Te escrevo com um cigarro aceso e uma xícara de chá de boldo. A escrivaninha é muito antiga, daquelas que têm uma tampa, parece piano. Tem um pôster com Garcia Lorca na minha frente. Um retrato enorme de Virginia Woolf. E posso ver na estante assim, de repente, todo o Proust, e muito Rimbaud, e Verlaine, Faulkner, Ítalo Svevo, William Blake. Umas reproduções de Picasso. Outras de Da Vinci. Um biscuit com um pierrô tão patético. Uma pedra esotérica ainda de Stonehenge, Inglaterra, uma caixinha indiana. Todos os meus pedaços aqui.

Cansada, cansada. Quase não dormi. E não consigo tirar você da cabeça. Estou te escrevendo porque não consigo tirar você da cabeça. Hesito em dizer qualquer coisa tipo me-perdoe ou qualquer coisa assim. Mas quero te contar umas coisas. Mesmo que a gente não se veja mais. Penso em você, penso em você com força e carinho. Axé.

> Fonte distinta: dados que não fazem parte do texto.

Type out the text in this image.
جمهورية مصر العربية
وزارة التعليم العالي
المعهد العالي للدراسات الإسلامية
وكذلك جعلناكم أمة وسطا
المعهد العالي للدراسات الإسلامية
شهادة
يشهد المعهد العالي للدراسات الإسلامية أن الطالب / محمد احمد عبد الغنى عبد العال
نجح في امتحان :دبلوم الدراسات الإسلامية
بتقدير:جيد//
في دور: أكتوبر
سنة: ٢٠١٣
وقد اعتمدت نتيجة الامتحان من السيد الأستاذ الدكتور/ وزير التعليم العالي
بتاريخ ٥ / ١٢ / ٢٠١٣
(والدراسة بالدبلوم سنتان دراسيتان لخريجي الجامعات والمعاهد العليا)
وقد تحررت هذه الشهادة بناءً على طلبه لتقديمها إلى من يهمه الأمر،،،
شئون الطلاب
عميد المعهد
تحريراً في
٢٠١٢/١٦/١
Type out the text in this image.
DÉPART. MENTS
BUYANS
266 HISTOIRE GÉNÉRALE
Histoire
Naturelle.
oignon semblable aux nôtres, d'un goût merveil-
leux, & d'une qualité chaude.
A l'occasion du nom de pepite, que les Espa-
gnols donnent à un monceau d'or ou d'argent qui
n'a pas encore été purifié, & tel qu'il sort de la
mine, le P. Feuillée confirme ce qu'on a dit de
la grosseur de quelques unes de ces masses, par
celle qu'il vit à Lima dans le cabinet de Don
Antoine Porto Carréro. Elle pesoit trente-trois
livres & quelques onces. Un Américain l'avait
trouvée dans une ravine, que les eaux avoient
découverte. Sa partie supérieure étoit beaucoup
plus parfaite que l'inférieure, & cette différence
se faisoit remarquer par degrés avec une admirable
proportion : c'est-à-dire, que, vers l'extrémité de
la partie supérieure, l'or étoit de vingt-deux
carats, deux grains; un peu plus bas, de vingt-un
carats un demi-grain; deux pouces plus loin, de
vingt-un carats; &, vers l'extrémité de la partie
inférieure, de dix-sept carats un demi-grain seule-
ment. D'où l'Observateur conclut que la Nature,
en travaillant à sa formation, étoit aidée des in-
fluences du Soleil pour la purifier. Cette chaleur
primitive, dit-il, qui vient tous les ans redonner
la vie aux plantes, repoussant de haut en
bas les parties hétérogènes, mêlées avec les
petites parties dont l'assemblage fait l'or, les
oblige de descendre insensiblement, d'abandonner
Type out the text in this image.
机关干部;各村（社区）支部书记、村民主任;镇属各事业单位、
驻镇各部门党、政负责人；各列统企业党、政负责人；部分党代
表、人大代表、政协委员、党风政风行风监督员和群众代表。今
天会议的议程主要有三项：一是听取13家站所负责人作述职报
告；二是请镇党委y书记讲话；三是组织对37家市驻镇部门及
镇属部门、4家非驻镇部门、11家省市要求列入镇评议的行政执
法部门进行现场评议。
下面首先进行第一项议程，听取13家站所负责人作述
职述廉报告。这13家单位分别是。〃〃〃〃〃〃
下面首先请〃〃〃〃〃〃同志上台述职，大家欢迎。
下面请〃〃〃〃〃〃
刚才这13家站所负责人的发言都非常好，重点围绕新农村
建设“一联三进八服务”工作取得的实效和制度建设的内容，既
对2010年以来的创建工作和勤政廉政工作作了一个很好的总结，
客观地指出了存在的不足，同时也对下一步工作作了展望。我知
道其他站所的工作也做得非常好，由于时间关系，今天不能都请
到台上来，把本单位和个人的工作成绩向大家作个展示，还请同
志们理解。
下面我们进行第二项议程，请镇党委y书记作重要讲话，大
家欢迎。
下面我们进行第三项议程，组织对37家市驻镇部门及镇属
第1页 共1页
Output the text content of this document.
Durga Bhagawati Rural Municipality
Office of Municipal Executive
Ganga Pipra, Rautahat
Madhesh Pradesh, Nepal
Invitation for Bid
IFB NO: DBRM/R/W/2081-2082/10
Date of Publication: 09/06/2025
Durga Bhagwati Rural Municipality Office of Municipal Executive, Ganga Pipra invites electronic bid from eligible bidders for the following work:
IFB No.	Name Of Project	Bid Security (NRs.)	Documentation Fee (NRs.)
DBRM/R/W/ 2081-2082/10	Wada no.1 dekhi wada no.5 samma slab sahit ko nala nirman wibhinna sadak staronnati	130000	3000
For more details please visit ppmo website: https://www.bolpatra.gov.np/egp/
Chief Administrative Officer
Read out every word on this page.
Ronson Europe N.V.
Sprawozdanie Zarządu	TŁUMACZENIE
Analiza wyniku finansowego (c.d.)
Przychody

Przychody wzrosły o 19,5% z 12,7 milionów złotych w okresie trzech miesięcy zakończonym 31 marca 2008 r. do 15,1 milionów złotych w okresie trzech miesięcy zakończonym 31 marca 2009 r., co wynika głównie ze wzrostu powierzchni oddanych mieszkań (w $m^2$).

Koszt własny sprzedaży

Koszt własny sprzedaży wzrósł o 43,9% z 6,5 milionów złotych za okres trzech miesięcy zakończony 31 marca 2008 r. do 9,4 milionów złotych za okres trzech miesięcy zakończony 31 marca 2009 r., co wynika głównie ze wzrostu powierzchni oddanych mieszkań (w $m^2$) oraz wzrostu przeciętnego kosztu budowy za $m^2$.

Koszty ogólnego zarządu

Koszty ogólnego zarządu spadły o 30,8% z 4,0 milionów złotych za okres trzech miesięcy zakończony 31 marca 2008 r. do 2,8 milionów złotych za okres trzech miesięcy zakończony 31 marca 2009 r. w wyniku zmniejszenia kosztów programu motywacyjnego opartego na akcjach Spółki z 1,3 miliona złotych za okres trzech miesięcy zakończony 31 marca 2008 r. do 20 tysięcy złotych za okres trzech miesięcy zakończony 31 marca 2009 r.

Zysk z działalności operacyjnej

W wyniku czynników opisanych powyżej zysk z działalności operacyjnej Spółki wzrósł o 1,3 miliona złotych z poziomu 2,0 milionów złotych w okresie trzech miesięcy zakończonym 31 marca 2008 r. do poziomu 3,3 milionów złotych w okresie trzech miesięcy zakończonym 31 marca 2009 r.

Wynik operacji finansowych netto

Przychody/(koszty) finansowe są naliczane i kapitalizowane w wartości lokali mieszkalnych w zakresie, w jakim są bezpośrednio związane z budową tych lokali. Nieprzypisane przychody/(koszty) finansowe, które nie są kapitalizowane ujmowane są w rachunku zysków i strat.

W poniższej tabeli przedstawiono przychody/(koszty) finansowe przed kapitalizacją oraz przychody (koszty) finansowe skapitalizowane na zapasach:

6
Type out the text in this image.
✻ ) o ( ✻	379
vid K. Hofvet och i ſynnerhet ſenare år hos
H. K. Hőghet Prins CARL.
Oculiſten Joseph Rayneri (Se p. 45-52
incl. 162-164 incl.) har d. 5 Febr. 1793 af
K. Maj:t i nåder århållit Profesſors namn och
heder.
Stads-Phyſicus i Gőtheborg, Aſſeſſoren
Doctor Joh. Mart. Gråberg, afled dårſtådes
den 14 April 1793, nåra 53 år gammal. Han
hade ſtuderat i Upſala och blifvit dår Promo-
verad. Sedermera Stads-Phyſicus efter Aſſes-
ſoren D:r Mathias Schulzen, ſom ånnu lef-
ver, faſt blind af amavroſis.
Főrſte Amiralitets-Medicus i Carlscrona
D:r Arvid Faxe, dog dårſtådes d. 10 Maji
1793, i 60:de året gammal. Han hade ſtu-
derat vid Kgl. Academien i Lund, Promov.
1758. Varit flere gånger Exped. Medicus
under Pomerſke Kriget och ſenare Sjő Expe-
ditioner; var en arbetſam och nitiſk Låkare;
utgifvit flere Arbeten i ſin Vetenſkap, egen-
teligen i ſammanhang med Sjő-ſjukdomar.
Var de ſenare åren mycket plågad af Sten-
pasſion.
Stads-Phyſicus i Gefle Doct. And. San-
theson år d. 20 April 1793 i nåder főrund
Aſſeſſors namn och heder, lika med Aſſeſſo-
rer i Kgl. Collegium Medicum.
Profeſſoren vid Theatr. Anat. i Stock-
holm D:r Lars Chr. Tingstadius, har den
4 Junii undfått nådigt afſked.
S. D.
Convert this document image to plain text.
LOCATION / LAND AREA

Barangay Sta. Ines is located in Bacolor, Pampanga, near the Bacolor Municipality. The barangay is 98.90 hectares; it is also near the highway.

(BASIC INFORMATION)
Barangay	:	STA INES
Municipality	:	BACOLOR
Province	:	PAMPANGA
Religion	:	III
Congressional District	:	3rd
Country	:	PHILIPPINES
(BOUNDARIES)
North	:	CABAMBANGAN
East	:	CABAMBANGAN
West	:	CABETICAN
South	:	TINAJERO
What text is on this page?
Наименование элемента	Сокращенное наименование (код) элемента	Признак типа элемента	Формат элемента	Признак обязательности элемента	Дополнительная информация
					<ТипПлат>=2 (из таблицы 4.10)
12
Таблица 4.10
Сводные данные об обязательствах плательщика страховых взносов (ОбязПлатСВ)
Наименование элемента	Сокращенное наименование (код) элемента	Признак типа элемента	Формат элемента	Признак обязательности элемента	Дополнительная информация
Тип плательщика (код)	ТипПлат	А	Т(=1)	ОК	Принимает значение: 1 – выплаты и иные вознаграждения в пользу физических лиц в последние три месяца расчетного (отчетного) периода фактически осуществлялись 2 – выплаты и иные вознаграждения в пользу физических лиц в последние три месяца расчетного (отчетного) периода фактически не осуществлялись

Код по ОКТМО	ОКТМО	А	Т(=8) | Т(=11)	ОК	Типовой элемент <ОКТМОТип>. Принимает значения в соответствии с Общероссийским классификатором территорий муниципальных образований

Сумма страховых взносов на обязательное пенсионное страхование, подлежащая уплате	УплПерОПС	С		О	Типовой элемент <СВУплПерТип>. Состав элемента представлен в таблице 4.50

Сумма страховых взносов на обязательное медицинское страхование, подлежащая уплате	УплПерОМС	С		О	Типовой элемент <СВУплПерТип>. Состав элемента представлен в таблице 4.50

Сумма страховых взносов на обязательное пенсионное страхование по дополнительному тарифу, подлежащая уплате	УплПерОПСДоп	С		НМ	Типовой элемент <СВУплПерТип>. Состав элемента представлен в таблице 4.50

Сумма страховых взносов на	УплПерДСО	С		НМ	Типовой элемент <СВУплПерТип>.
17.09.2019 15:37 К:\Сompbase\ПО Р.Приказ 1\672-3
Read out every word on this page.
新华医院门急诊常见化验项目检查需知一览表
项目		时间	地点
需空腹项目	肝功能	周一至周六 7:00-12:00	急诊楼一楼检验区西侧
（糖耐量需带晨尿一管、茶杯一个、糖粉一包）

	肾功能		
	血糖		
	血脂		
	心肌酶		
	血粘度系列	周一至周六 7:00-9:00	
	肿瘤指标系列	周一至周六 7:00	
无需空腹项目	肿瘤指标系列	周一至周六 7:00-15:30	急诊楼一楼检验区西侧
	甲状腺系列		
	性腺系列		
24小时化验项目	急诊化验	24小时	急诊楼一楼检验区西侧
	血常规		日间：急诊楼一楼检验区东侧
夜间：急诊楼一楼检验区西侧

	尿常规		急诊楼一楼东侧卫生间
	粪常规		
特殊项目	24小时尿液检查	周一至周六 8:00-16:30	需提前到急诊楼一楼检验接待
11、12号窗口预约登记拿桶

Estou te querendo muito bem neste minuto. Tinha vontade que você estivesse aqui e eu pudesse te mostrar muitas coisas, grandes, pequenas, e sem nenhuma importância, algumas.

Fique feliz, fique bem feliz, fique bem claro, queira ser feliz. Você é muito lindo e eu tento te enviar a minha melhor vibração de axé. Mesmo que a gente se perca, não importa. Que tenha se transformado em passado antes de virar futuro. Mas que seja bom o que vier, para você, para mim.

Com cuidado, com carinho grande, te abraço forte e te beijo,


p.s.: Te escrevo, enfim, me ocorre agora, porque nem você nem eu somos descartáveis. E amanhã tem sol.